Наш жилой дом вплотную примыкал к госпиталю, вход в который был свободным.

«Докторская» или «врачебная» башня, как величали ее местные, была типичным представителем модного тогда «американского урбанистического стиля» и была снабжена передовым на тот момент оборудованием против подземных толчков  рессорами. Поклонник инноваций, при застройке Тегерана шах позаимствовал у своих американских друзей идею сейсмоустойчивых «прыгающих башен». Американцы возводили такие в своих сейсмоопасных зонах, в свою очередь, пользуясь технологиями опытных в деле землетрясений японцев. Ценители архитектуры нашли бы наш дом уродливым, но в сравнении с московскими «хрущобами» и «панелями» он казался очень современным. Одни раздвижные окна с пола до потолка и гигантская лоджия чего стоили!

Говорили, что шах с шахиней очень любили советских врачей и даже сами у них лечились. Вот и решили подарить им удобный дом в Тегеране, наняв американскую строительную компанию, которая установила свои фирменные рессоры, в народе прозванные «американскими горками». Принцип их действия выяснился при первых же слабых колебаниях почвы, кои в Тегеране случались чуть ли не через день. Но если в низких посольских постройках они даже не ощущались, то врачебная башня начинала пружинить и покачиваться, будто прыгала на батуте. До сих пор помню свое безмерное восхищение от этого чудо-аттракциона!

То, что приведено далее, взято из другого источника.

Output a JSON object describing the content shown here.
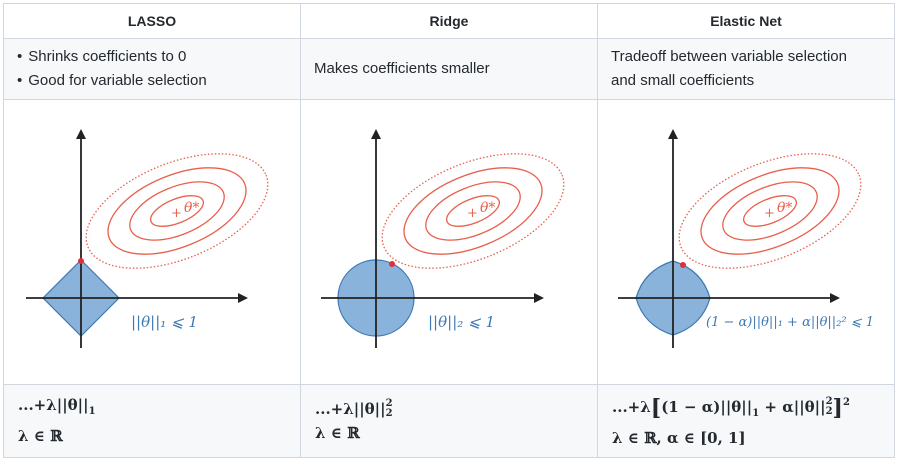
{
  "columns": [
    {
      "header": "LASSO",
      "bullets": [
        "Shrinks coefficients to 0",
        "Good for variable selection"
      ],
      "description": "",
      "constraint_label": "||θ||₁ ⩽ 1",
      "optimum_label": "θ*",
      "penalty": {
        "prefix": "...+λ||θ||",
        "sub": "1",
        "sup": "",
        "rest": ""
      },
      "domain": "λ ∈ ℝ"
    },
    {
      "header": "Ridge",
      "bullets": [],
      "description": "Makes coefficients smaller",
      "constraint_label": "||θ||₂ ⩽ 1",
      "optimum_label": "θ*",
      "penalty": {
        "prefix": "...+λ||θ||",
        "sub": "2",
        "sup": "2",
        "rest": ""
      },
      "domain": "λ ∈ ℝ"
    },
    {
      "header": "Elastic Net",
      "bullets": [],
      "description": "Tradeoff between variable selection and small coefficients",
      "constraint_label": "(1 − α)||θ||₁ + α||θ||₂² ⩽ 1",
      "optimum_label": "θ*",
      "penalty": {
        "prefix": "...+λ",
        "open": "[",
        "part1": "(1 − α)||θ||",
        "sub1": "1",
        "part2": " + α||θ||",
        "sub2": "2",
        "sup2": "2",
        "close": "]",
        "sup_close": "2"
      },
      "domain": "λ ∈ ℝ, α ∈ [0, 1]"
    }
  ],
  "colors": {
    "contour": "#e8604c",
    "region_fill": "#8ab3dc",
    "region_stroke": "#3d78b4",
    "touch_point": "#e0303a",
    "label_blue": "#3d78b4",
    "axis": "#222222"
  }
}
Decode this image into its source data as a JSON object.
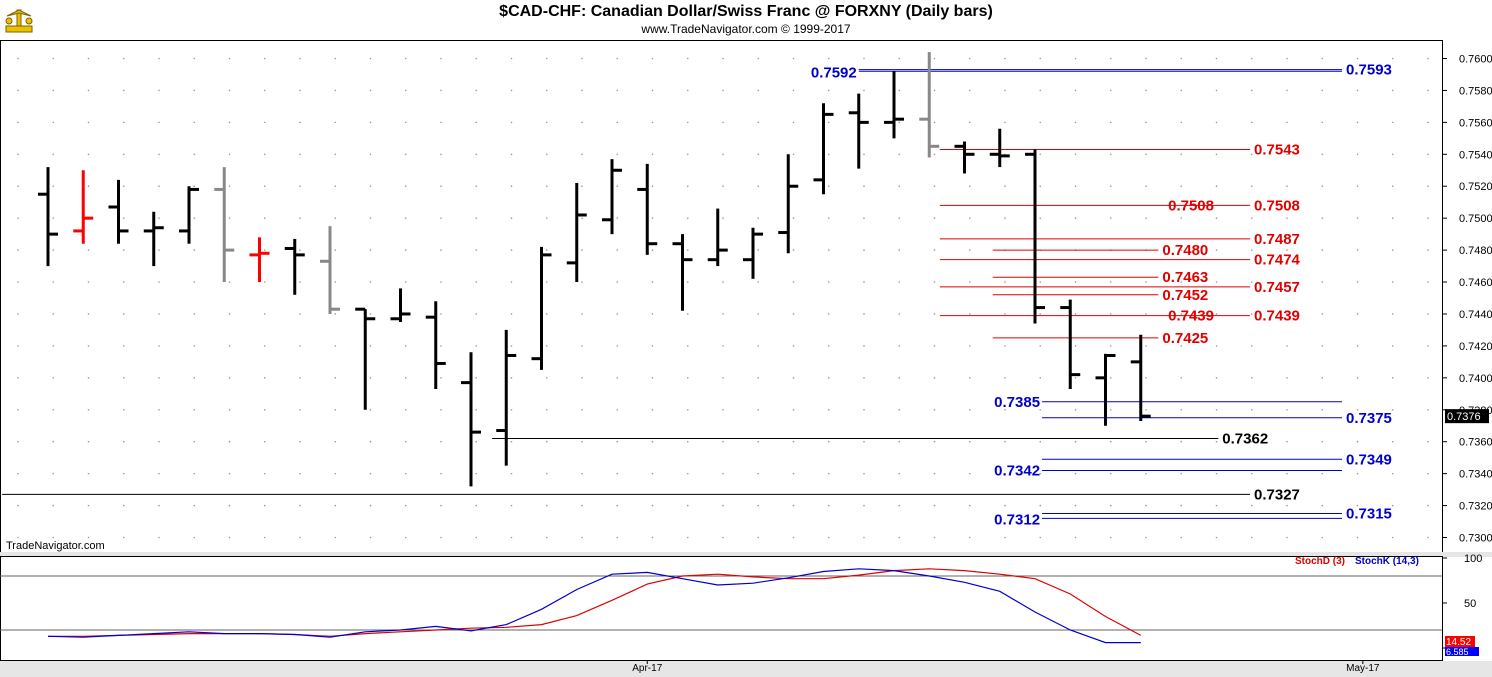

«Докторская» прыгающая башня-великан нравилась мне намного больше построенного советскими строителями посольского дома, хотя, в отличие от посольства, своей территории у сотрудников госпиталя почти не было. Дом стоял на «курьих ножках» из черных мраморных колонн, между которых расположился «подиум»  вымощенная мраморными плитами площадка под домом. Там стоял стол для пинг-понга и «мини-футбол», где надо крутить за ручки маленьких футболистов. В них мы играли крайне редко, зато с удовольствием носились по гладкому мрамору подиума на скейтах, лихо лавируя между колонн.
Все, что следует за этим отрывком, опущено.